Roman Holidays - Plot - Netflix
Ann (Audrey Hepburn), a crown princess on a state visit to Rome, becomes frustrated with her tightly scheduled life and secretly leaves her country's embassy. The delayed effect of a sedative makes her fall asleep on a bench, where Joe Bradley (Gregory Peck), an expatriate reporter for the “American News Service”, finds her without recognizing who she is. Thinking she is intoxicated, Joe lets her spend the night in his apartment. The next morning, Joe hurries off late to work and gives his editor, Mr. Hennessy (Hartley Power), false details of his press conference with the princess. When Hennessy informs him that the event had been cancelled and shows him a news item about her “sudden illness, " he realizes who it actually is in his apartment. Seeing an opportunity, Joe proposes getting an exclusive interview with the princess and Hennessy agrees. Joe hurries home and, hiding the fact that he is a reporter, offers to show his guest “Anya” around Rome. He also calls his photographer friend, Irving Radovich (Eddie Albert), to tag along and secretly take pictures. However, Ann declines Joe's offer and leaves. Enjoying her freedom, she explores an outdoor market. Joe follows and ‘accidentally’ meets her on the Spanish Steps. This time he convinces her to spend the day with him and takes her to a street café, where he meets up with Irving. Later, when she tries to drive the Vespa on which he has taken her for a ride, they are arrested and only get away with it when he and Irving show their press passes.

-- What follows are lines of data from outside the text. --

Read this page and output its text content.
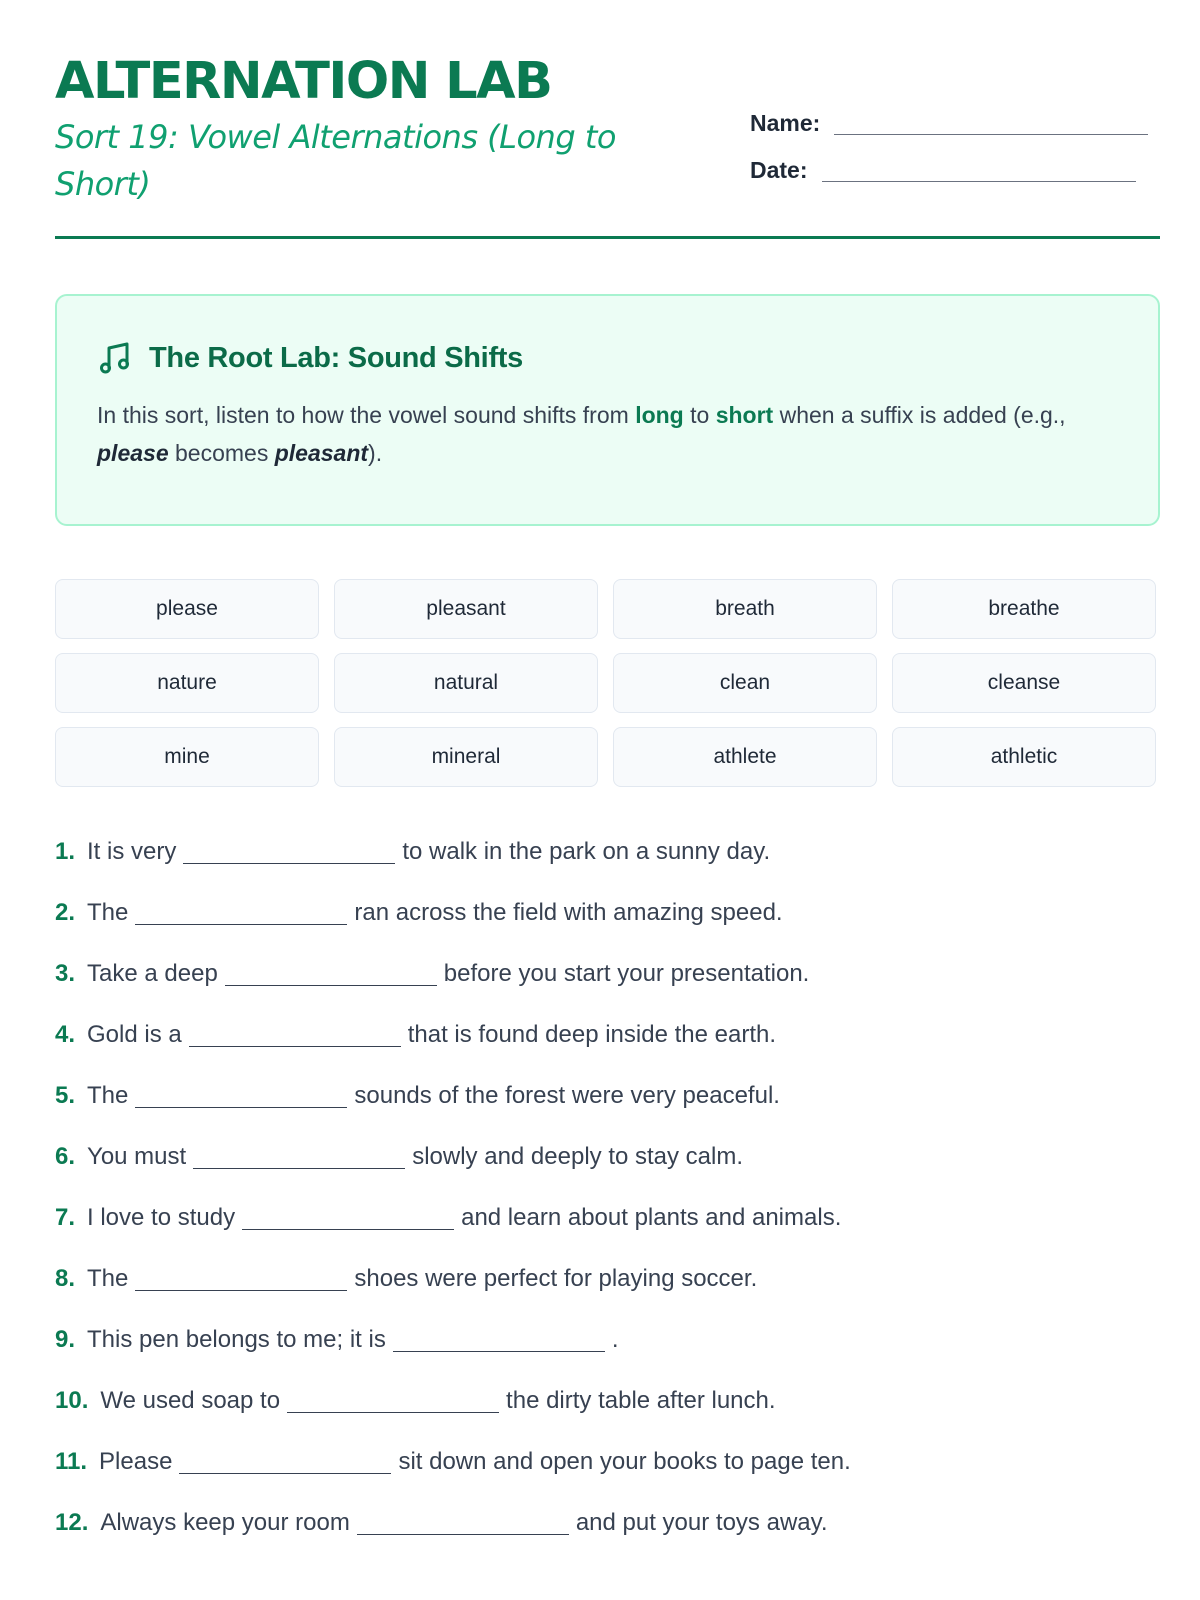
ALTERNATION LAB
Sort 19: Vowel Alternations (Long to Short)
Name:
Date:
The Root Lab: Sound Shifts
In this sort, listen to how the vowel sound shifts from long to short when a suffix is added (e.g., please becomes pleasant).
please	pleasant	breath	breathe
nature	natural	clean	cleanse
mine	mineral	athlete	athletic
1. It is very	to walk in the park on a sunny day.
2. The	ran across the field with amazing speed.
3. Take a deep	before you start your presentation.
4. Gold is a	that is found deep inside the earth.
5. The	sounds of the forest were very peaceful.
6. You must	slowly and deeply to stay calm.
7. I love to study	and learn about plants and animals.
8. The	shoes were perfect for playing soccer.
9. This pen belongs to me; it is	.
10. We used soap to	the dirty table after lunch.
11. Please	sit down and open your books to page ten.
12. Always keep your room	and put your toys away.
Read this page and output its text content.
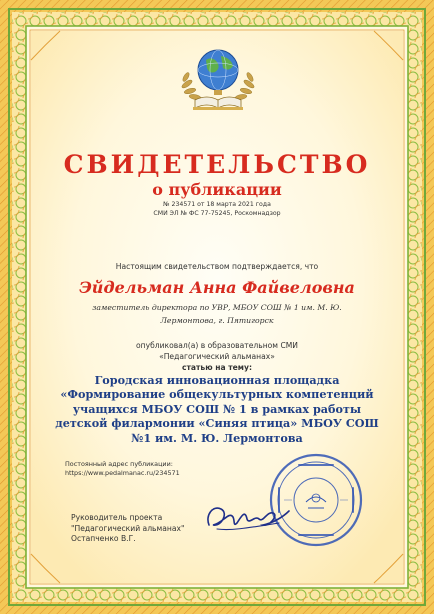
СВИДЕТЕЛЬСТВО
о публикации
№ 234571 от 18 марта 2021 года
СМИ ЭЛ № ФС 77-75245, Роскомнадзор
Настоящим свидетельством подтверждается, что
Эйдельман Анна Файвеловна
заместитель директора по УВР, МБОУ СОШ № 1 им. М. Ю. Лермонтова, г. Пятигорск
опубликовал(а) в образовательном СМИ
«Педагогический альманах»
статью на тему:
Городская инновационная площадка «Формирование общекультурных компетенций учащихся МБОУ СОШ № 1 в рамках работы детской филармонии «Синяя птица» МБОУ СОШ №1 им. М. Ю. Лермонтова
Постоянный адрес публикации:
https://www.pedalmanac.ru/234571
Руководитель проекта
"Педагогический альманах"
Остапченко В.Г.
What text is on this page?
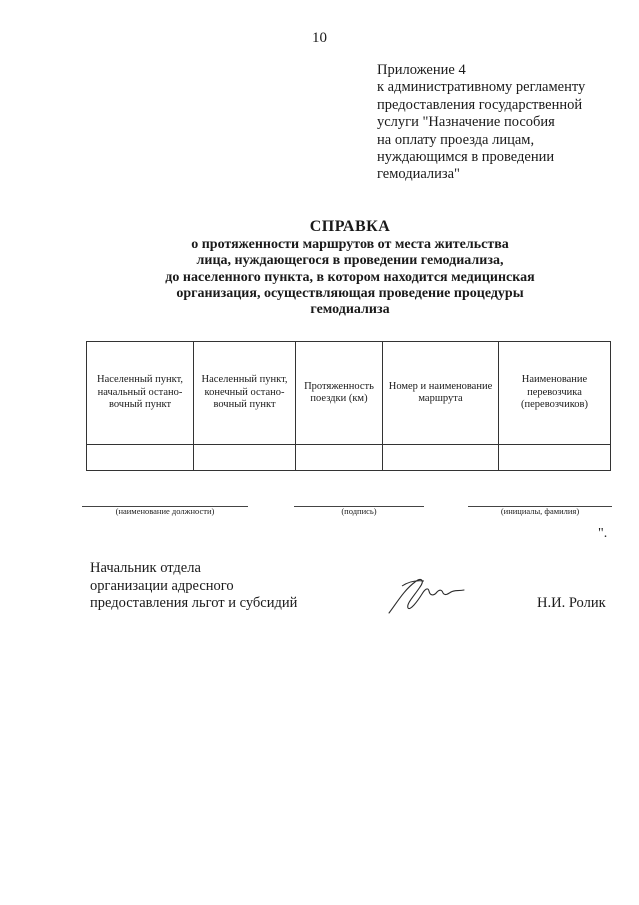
10
Приложение 4
к административному регламенту
предоставления государственной
услуги "Назначение пособия
на оплату проезда лицам,
нуждающимся в проведении
гемодиализа"
СПРАВКА
о протяженности маршрутов от места жительства
лица, нуждающегося в проведении гемодиализа,
до населенного пункта, в котором находится медицинская
организация, осуществляющая проведение процедуры
гемодиализа
Населенный пункт, начальный остано-вочный пункт	Населенный пункт, конечный остано-вочный пункт	Протяженность поездки (км)	Номер и наименование маршрута	Наименование перевозчика (перевозчиков)

(наименование должности)	(подпись)	(инициалы, фамилия)
".
Начальник отдела
организации адресного
предоставления льгот и субсидий	Н.И. Ролик
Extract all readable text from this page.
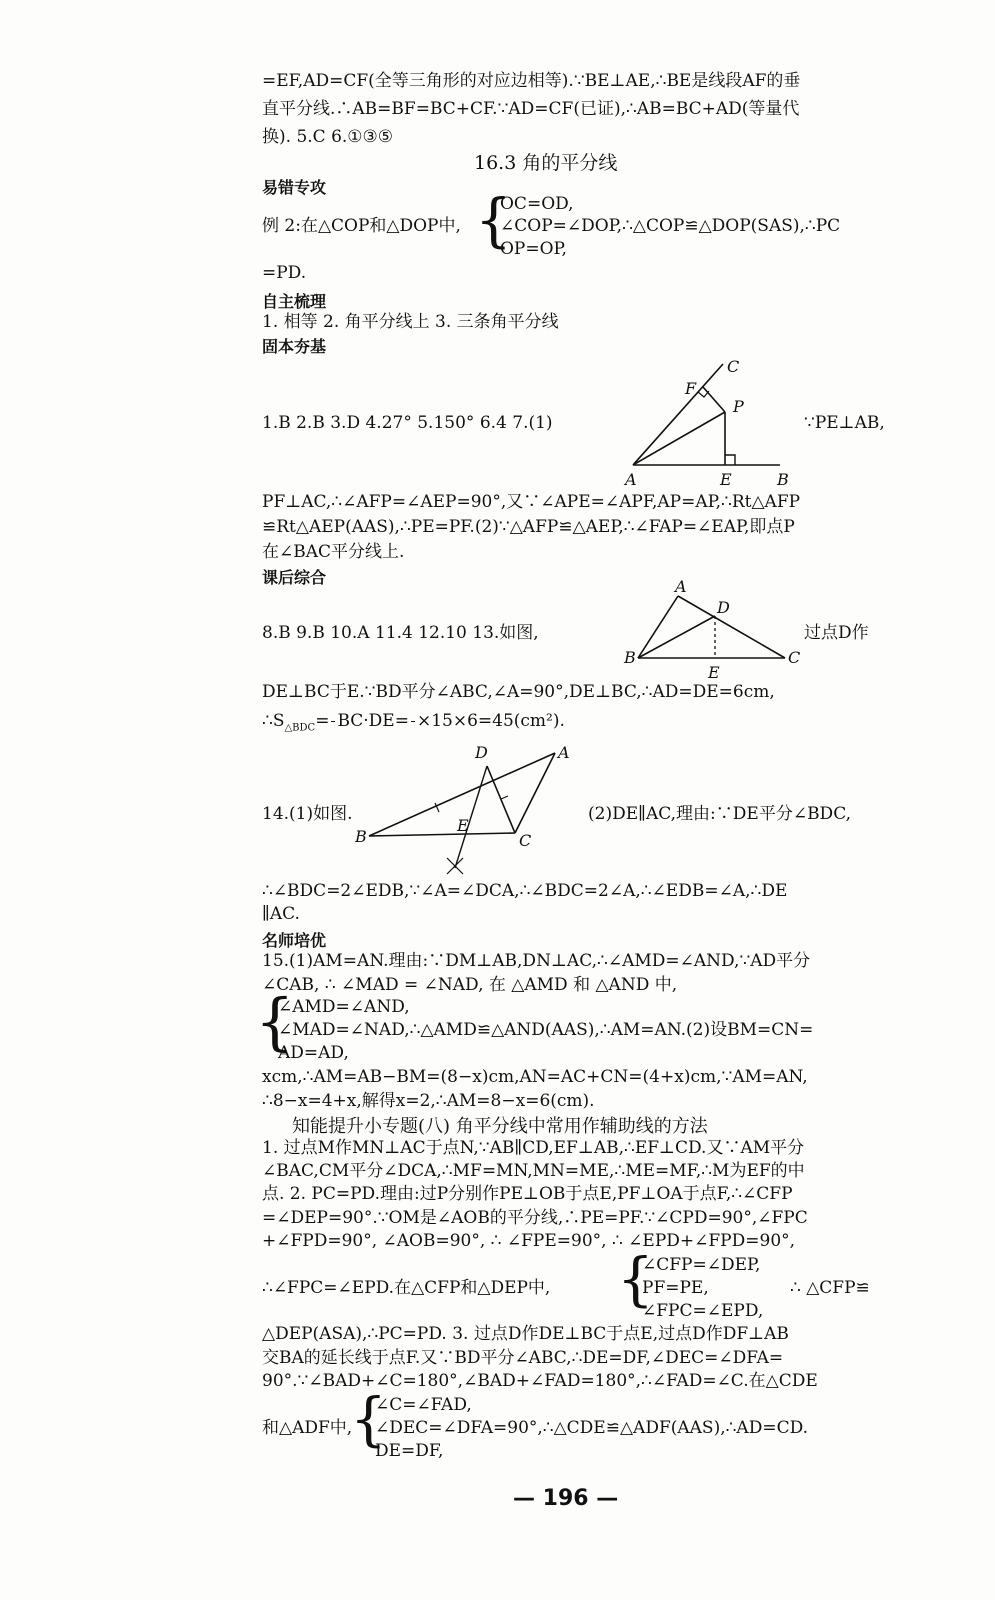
=EF,AD=CF(全等三角形的对应边相等).∵BE⊥AE,∴BE是线段AF的垂
直平分线.∴AB=BF=BC+CF.∵AD=CF(已证),∴AB=BC+AD(等量代
换). 5.C 6.①③⑤
16.3 角的平分线
易错专攻
例 2:在△COP和△DOP中, {
OC=OD,
∠COP=∠DOP,∴△COP≌△DOP(SAS),∴PC
OP=OP,
=PD.
自主梳理
1. 相等 2. 角平分线上 3. 三条角平分线
固本夯基
1.B 2.B 3.D 4.27° 5.150° 6.4 7.(1)
A	B
C
E
F
P
∵PE⊥AB,
PF⊥AC,∴∠AFP=∠AEP=90°,又∵∠APE=∠APF,AP=AP,∴Rt△AFP
≌Rt△AEP(AAS),∴PE=PF.(2)∵△AFP≌△AEP,∴∠FAP=∠EAP,即点P
在∠BAC平分线上.
课后综合
8.B 9.B 10.A 11.4 12.10 13.如图,
A
B	C
D
E
过点D作
DE⊥BC于E.∵BD平分∠ABC,∠A=90°,DE⊥BC,∴AD=DE=6cm,
$\therefore S_{\triangle BDC}= BC\cdot DE= \times 15\times 6=45(cm^2)$.
14.(1)如图.
A
B	C
D
E
(2)DE∥AC,理由:∵DE平分∠BDC,
∴∠BDC=2∠EDB,∵∠A=∠DCA,∴∠BDC=2∠A,∴∠EDB=∠A,∴DE
∥AC.
名师培优
15.(1)AM=AN.理由:∵DM⊥AB,DN⊥AC,∴∠AMD=∠AND,∵AD平分
∠CAB, ∴ ∠MAD = ∠NAD, 在 △AMD 和 △AND 中,
{
∠AMD=∠AND,
∠MAD=∠NAD,∴△AMD≌△AND(AAS),∴AM=AN.(2)设BM=CN=
AD=AD,
xcm,∴AM=AB−BM=(8−x)cm,AN=AC+CN=(4+x)cm,∵AM=AN,
∴8−x=4+x,解得x=2,∴AM=8−x=6(cm).
知能提升小专题(八) 角平分线中常用作辅助线的方法
1. 过点M作MN⊥AC于点N,∵AB∥CD,EF⊥AB,∴EF⊥CD.又∵AM平分
∠BAC,CM平分∠DCA,∴MF=MN,MN=ME,∴ME=MF,∴M为EF的中
点. 2. PC=PD.理由:过P分别作PE⊥OB于点E,PF⊥OA于点F,∴∠CFP
=∠DEP=90°.∵OM是∠AOB的平分线,∴PE=PF.∵∠CPD=90°,∠FPC
+∠FPD=90°, ∠AOB=90°, ∴ ∠FPE=90°, ∴ ∠EPD+∠FPD=90°,
∴∠FPC=∠EPD.在△CFP和△DEP中, {
∠CFP=∠DEP,
PF=PE,
∠FPC=∠EPD,
∴ △CFP≌
△DEP(ASA),∴PC=PD. 3. 过点D作DE⊥BC于点E,过点D作DF⊥AB
交BA的延长线于点F.又∵BD平分∠ABC,∴DE=DF,∠DEC=∠DFA=
90°.∵∠BAD+∠C=180°,∠BAD+∠FAD=180°,∴∠FAD=∠C.在△CDE
和△ADF中,
{
∠C=∠FAD,
∠DEC=∠DFA=90°,∴△CDE≌△ADF(AAS),∴AD=CD.
DE=DF,
— 196 —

That night, at a dance on a boat, government agents called in by the embassy track Ann down and try to force her away. Ann takes part in the fight that breaks out, during which Joe is ambushed and falls into the river and Ann jumps in to save him. After they swim away and police arrest the agents, they share a kiss as they sit shivering on the riverbank. Later, knowing her royal responsibilities must resume, Ann bids a tearful farewell to Joe and returns to the embassy. Meanwhile, Hennessy has come to suspect that the princess was not ill as claimed and tries to get Joe to admit what he knows about it. Joe, however, has decided not to write the story, although he later tells Irving that he is free to sell his photographs. They then leave for the postponed press conference at the embassy, surprising Princess Ann. At the end of the interview, the princess unexpectedly asks to meet the journalists, shaking hands and speaking briefly with each. As she reaches Joe and Irving, the latter presents her with an envelope containing the photographs he had taken. After the interview ends, Joe walks away alone.